N. C. Saxena, a member of the National Advisory Council, suggested that the widening income disparity can be accounted for by India's badly shaped agricultural and rural safety nets. "Unfortunately, agriculture is in a state of collapse. Per capita food production is going down. Rural infrastructure such as power, road transport facilities are in a poor state," he said. "All the safety net programmes are not working at all, with rural job scheme and public distribution system performing far below their potential. This has added to the suffering of rural India while market forces are acting in favour of urban India, which is why it is progressing at a faster rate."

== Impact ==

India's economy continues to grow with its GDP rising faster than most nations. But a rise in national GDP is not indicative of income equality in the country.
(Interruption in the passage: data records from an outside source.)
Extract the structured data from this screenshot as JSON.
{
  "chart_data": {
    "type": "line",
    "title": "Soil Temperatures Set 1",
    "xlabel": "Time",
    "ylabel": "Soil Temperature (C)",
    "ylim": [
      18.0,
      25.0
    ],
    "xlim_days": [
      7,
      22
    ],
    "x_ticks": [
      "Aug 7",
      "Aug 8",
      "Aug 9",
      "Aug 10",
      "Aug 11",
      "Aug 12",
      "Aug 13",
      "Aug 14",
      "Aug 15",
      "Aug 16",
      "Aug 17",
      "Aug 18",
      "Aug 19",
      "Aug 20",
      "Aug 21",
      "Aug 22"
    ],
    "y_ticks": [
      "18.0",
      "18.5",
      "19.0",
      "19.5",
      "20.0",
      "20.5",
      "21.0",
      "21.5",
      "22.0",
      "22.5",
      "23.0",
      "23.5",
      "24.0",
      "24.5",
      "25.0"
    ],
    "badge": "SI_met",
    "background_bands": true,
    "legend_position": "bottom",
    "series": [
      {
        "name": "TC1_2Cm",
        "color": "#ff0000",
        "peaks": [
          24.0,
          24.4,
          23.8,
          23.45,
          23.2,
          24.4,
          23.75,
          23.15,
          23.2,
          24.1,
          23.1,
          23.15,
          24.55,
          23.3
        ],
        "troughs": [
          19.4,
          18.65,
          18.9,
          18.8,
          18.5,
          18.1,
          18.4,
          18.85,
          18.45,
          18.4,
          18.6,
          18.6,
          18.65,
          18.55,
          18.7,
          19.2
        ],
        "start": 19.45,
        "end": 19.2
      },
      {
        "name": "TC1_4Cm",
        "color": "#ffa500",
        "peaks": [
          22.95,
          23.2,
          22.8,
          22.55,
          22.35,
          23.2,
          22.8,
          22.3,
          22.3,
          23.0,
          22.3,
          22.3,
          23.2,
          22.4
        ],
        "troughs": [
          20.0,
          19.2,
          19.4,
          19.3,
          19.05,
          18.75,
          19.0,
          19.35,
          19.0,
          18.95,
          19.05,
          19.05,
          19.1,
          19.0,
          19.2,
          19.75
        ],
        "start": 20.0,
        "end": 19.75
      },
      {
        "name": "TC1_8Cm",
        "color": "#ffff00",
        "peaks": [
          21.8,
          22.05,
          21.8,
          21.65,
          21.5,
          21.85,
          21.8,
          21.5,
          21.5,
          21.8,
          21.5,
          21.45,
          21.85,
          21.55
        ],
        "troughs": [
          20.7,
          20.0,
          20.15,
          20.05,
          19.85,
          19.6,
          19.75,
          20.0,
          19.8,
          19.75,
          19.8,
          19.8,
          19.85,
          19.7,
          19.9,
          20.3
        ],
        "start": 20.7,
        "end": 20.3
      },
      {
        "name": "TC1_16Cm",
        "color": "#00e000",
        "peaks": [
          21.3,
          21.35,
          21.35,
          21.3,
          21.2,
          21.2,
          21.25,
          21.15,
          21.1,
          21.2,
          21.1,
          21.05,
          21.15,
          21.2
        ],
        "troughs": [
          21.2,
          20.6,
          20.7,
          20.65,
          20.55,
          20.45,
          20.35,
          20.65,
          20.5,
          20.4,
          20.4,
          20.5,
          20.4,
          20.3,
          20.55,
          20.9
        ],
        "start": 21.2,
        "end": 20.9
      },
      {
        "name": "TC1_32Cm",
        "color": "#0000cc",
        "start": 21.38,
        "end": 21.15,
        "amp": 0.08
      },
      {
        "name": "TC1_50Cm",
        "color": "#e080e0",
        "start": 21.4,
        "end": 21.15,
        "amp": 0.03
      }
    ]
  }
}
The growing income inequality in India has negatively impacted poor citizens' access to education and healthcare. Rising income inequality makes it difficult for the poor to climb up the economic ladder and increases their risk of being victims to poverty trap. People living at the bottom 10% are characterized by low wages; long working hours; lack of basic services such as first aid, drinking water and sanitation.